Ahmet Olgun, a former police officer who was fired from his job by an emergency decree as part of Turkey’s massive post-coup purge of state institutions, died after setting himself on fire in Turkey’s northern province of Ordu, Turkish Minute reported.
“I’m not a traitor,” the 45-year-old former officer said in a suicide note, according to local media reports, which also said that a friend of Olgun described him in a social media post as “a father of three” who was “working day and night” to provide for his family.

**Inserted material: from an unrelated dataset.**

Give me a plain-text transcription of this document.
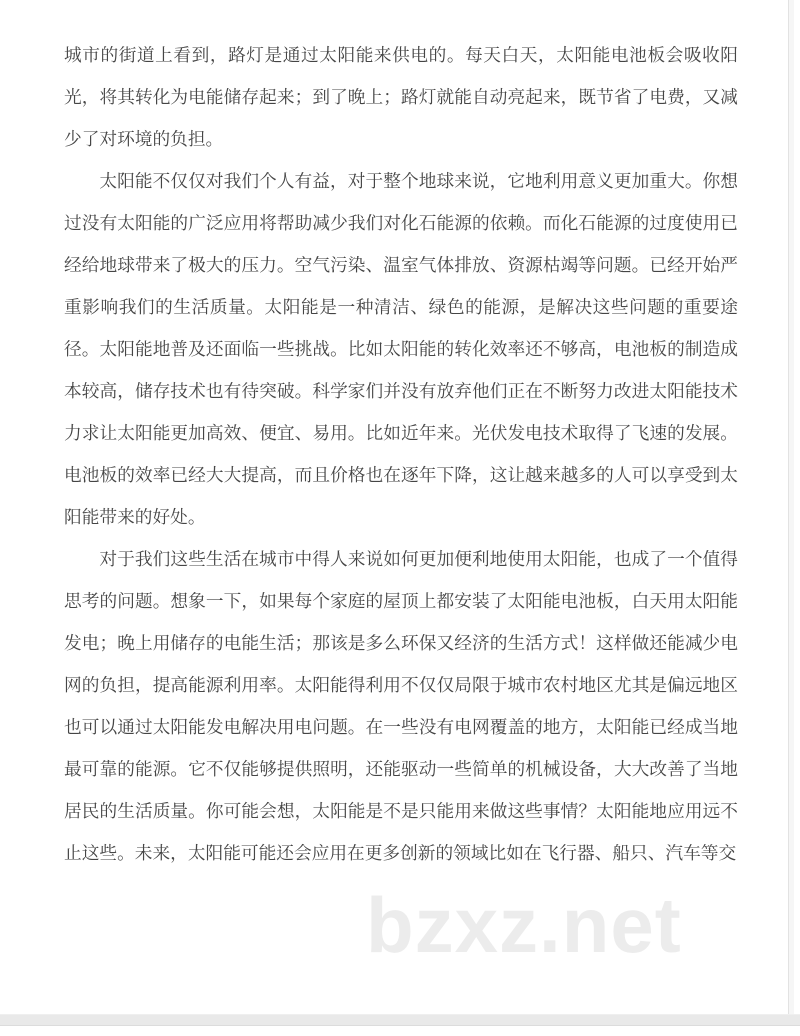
城市的街道上看到，路灯是通过太阳能来供电的。每天白天，太阳能电池板会吸收阳光，将其转化为电能储存起来；到了晚上；路灯就能自动亮起来，既节省了电费，又减少了对环境的负担。

太阳能不仅仅对我们个人有益，对于整个地球来说，它地利用意义更加重大。你想过没有太阳能的广泛应用将帮助减少我们对化石能源的依赖。而化石能源的过度使用已经给地球带来了极大的压力。空气污染、温室气体排放、资源枯竭等问题。已经开始严重影响我们的生活质量。太阳能是一种清洁、绿色的能源，是解决这些问题的重要途径。太阳能地普及还面临一些挑战。比如太阳能的转化效率还不够高，电池板的制造成本较高，储存技术也有待突破。科学家们并没有放弃他们正在不断努力改进太阳能技术力求让太阳能更加高效、便宜、易用。比如近年来。光伏发电技术取得了飞速的发展。电池板的效率已经大大提高，而且价格也在逐年下降，这让越来越多的人可以享受到太阳能带来的好处。

对于我们这些生活在城市中得人来说如何更加便利地使用太阳能，也成了一个值得思考的问题。想象一下，如果每个家庭的屋顶上都安装了太阳能电池板，白天用太阳能发电；晚上用储存的电能生活；那该是多么环保又经济的生活方式！这样做还能减少电网的负担，提高能源利用率。太阳能得利用不仅仅局限于城市农村地区尤其是偏远地区也可以通过太阳能发电解决用电问题。在一些没有电网覆盖的地方，太阳能已经成当地最可靠的能源。它不仅能够提供照明，还能驱动一些简单的机械设备，大大改善了当地居民的生活质量。你可能会想，太阳能是不是只能用来做这些事情？太阳能地应用远不止这些。未来，太阳能可能还会应用在更多创新的领域比如在飞行器、船只、汽车等交

bzxz.net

“This is a horrible suicide! May God rest his soul. … We can’t complain enough about this persecution [of dismissed civil servants]. This sin is just too great!”Ömer Faruk Gergerlioğlu, a human rights advocate and deputy from the Peoples’ Democratic Party (HDP), said in a tweet on Friday regarding Olgun’s death, putting the blame on President Recep Tayyip Erdoğan’s Justice and Development Party (AKP) government.
Following the failed coup, the Turkish government declared a state of emergency and carried out a massive purge of state institutions under the pretext of an anti-coup fight. More than 130,000 public servants, including 4,156 judges and prosecutors, as well as 29,444 members of the armed forces were summarily removed from their jobs for alleged membership in or relationships with “terrorist organizations” by emergency decree-laws subject to neither judicial nor parliamentary scrutiny.
The government also shut down 164 media organizations, 1,058 educational institutions and 1,769 NGOs.
Former public servants were not only fired from their jobs; they were also prohibited from working again in the public sector and getting a passport. The government also made it difficult for them to work formally in the private sector. Notes were put on the social security database about dismissed public servants to deter potential employers.
According to a joint report by the Justice for Victims Platform and Gergerlioğlu, the two-year-long state of emergency declared after the failed putsch caused immense suffering among public servants who were dismissed from their jobs by the government as well as their families.
According to the victims’ family members taking part in the survey, the biggest problem they have been facing is economic hardship (97.9 percent) followed by psychological problems (88.6 percent), loss of social prestige and social exclusion (83.7 percent), the disintegration of social circles (83.1 percent), unemployment/lack of employment (80.4 percent) and lack of social security (73.2 percent).
Although it is not certain how many former public servants have died by suicide, the most recent report published by Veli Ağbaba from the main opposition Republican People’s Party (CHP) said in 2021 that there were at least 46 known cases. Other sources say there are many as 100 cases of suicide among dismissed civil servants.